Description
I've been playing with open_spiel's R-NAD algorithm implementation in python and noticed some strange behavior: each time R-NAD calls state.observation_tensor()
a new state is created, then there is a call to observation.set_from(new_state)
and only then the original observation.set_from(state) is called. It also looks like the new state is not a clone of the original one.

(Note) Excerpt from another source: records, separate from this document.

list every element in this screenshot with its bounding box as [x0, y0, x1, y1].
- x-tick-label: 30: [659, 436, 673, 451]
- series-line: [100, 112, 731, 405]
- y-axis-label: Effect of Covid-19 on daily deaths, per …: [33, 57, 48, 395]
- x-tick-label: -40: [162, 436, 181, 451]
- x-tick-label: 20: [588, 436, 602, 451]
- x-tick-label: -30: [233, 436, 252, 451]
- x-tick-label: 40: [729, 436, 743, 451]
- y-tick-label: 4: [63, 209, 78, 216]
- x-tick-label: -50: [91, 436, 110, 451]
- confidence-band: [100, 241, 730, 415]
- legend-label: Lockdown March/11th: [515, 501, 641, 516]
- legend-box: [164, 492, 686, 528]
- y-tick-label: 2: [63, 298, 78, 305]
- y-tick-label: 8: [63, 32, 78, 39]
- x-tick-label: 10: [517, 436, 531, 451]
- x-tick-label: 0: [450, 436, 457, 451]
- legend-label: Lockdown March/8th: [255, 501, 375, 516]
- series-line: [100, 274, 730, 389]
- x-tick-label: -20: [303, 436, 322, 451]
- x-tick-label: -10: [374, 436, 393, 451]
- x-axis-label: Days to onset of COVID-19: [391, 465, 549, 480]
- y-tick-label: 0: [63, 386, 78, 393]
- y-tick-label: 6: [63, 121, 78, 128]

My game implementation is in python. Here is an excerpt from its configuration:
pyspiel.GameType(
dynamics = pyspiel.GameType.Dynamics.SEQUENTIAL,
chance_mode = pyspiel.GameType.ChanceMode.EXPLICIT_STOCHASTIC,
information = pyspiel.GameType.Information.IMPERFECT_INFORMATION,
utility = pyspiel.GameType.Utility.ZERO_SUM,
reward_model = pyspiel.GameType.RewardModel.TERMINAL,
max_num_players = _NUM_PLAYERS,
min_num_players = _NUM_PLAYERS,
provides_information_state_string = False,
provides_information_state_tensor = False,
provides_observation_string = False,
provides_observation_tensor = True,
provides_factored_observation_string = False,
parameter_specification = {}
)
There is a great chance I'm doing something wrong. on the other hand I could not find any issue related to the described behavior in my code. I also tried to find the actual code of State::ObservationTensor()
, but I guess the implementation of the virtual method is in the pyspiel.State
which to my embarrassment I was not able to find.
Please advise.